Stefano Feltri, Il Fatto Quotidiano 11/3/2014, 11 marzo 2014
CAPITALISMO DI STATO, 30 MILA PARTECIPATE E GUERRA PER LE NOMINE
C’è un dossier che Matteo Renzi e il suo ministro dell’Economia Pier Carlo Padoan possono consultare come promemoria della stagione delle nomine pubbliche che sta cominciando. Si chiama “Ricognizione degli assetti organizzativi delle principali società a partecipazione pubblica”, lo ha preparato la Camera dei deputati ed è un utile promemoria dell’incredibile estensione dello Stato imprenditore.

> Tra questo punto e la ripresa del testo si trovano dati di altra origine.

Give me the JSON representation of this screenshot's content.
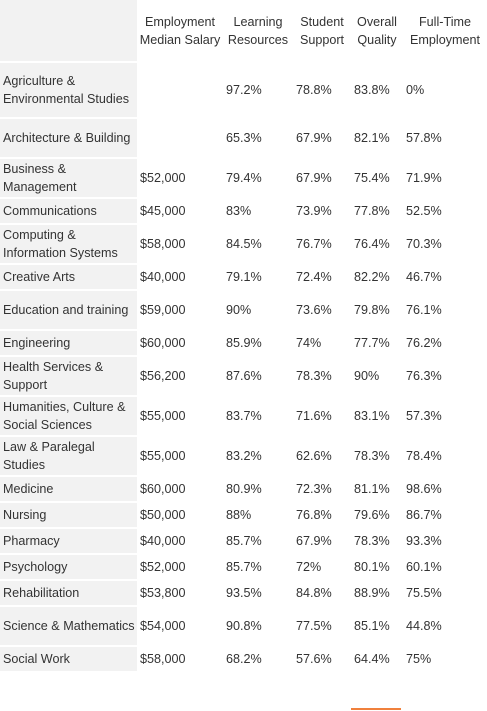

I NUMERI SORPRENDONO un po’ anche gli addetti ai lavori: secondo l’ultima ricognizione del ministero del Tesoro, al 31 dicembre 2011 le amministrazioni pubbliche italiane hanno dichiarato di detenere ben 24.593 partecipazioni dirette e 5.540 indirette. Totale: 30.133. Le partecipazioni dirette dello Stato – nelle sue amministrazioni centrali – 231, altre 118 quelle indirette. Numeri che implicano migliaia di poltrone da assegnare, un sistema che si sviluppa dai grandi gruppi quotati come Eni e Finmeccanica fino al Circolo del Tennis del Foro Italico (una controllata del Coni) o alla Roma Convention Group, società di organizzazione di eventi il cui 50 per cento è detenuto da Eur, controllata dal ministero dell’Economia con il 90 per cento.
A volte anche la corsa alle poltrone subisce qualche rallentamento, dal dossier sulle imprese di Stato si scopre per esempio che ci sono società i cui vertici sono scaduti a fine 2012 e sono ancora “in corso di rinnovo”: per esempio Strategia Italia, un ramo del gruppo Invitalia che si occupa di risparmio, oppure l’Autostrada del Molise. Ma è l’allegato 5 quello che conta: tutte le società i cui consigli di amministrazione vanno rinnovati in primavera, tra aprile e giugno. Quelle più grosse sono ben note, dall’Enel all’Eni a Poste. Ma sfogliando le pagine del dossier si scopre l’esistenza di poltrone e consigli di amministrazione meno banali. Tipo la Sogesid, società al 100 per cento pubblica che si occupa di gestione di impianti idrici: scadono presidente e cda, chissà se saranno riconfermati due dirigenti come Vincenzo Assenza (presidente) e Lugi Pelaggi, ascesi ai vertici della tecnostruttura ambientale quando il ministro era Stefania Prestigiacomo, politicamente un’altra era geologica. Poi c’è la sterminata galassia Invitalia (scadono Italia Navigando e Italia Turismo). Tra le pieghe delle partecipazioni del Fondo italiano d’investimento, una delle propaggini del sistema della Cassa Depositi e prestiti, si scoprono cose come La Patria, società di vigilanza privata, o Rse, Ricerca sul sistema energetico che svolge “programmi a finanziamento pubblico nazionale e internazionale nel settore elettro-energetico e ambientale”. Scadono anche i cda di società interne a potenti ministeri di spesa, come Difesa servizi (che gestisce i beni delle forze armate) e l’Istituto Sviluppo Agroalimentare (una holding di partecipazioni e consulenza) in quello delle Politiche agricole.
Nell’albo del capitalismo di Stato figura ancora Alitalia, la bad company in amministrazione straordinaria da cui dipendono tuttora Alitalia Express, Volare e la Società italiana servizi aerei mediterranei, quest’ultima in liquidazione. Il dossier della Camera ha un obiettivo preciso: ricordare ai parlamentari che “la normativa relativa alle privatizzazioni ha lasciato indeterminato il problema delle modalità di esercizio del controllo pubblico sull’attività delle società derivanti dalla trasformazione degli enti pubblici economici”. Tradotto: la privatizzazione giuridica, la trasformazione in società per azioni, ha sottratto pezzi di economia italiana al controllo democratico, “in questo silenzio della normativa è venuto meno anche il controllo parlamentare”.
DALLA FINE degli anni Settanta era obbligatorio che il Parlamento esaminasse – in una apposita commissione bicamerale – nomine e programmi delle società di cui lo Stato era azionista. Una volta privatizzate le società (nella forma, ma non nel controllo che resta quasi sempre del pubblico), resta soltanto un tentativo di controllo della Corte dei conti, che però arriva quando i danni sono già stati fatti. E così sulle 30 mila partecipazioni pubbliche e sugli oltre 300 amministratori che saranno nominati nei prossimi mesi su input di Renzi e Padoan non vigilerà praticamente più nessuno.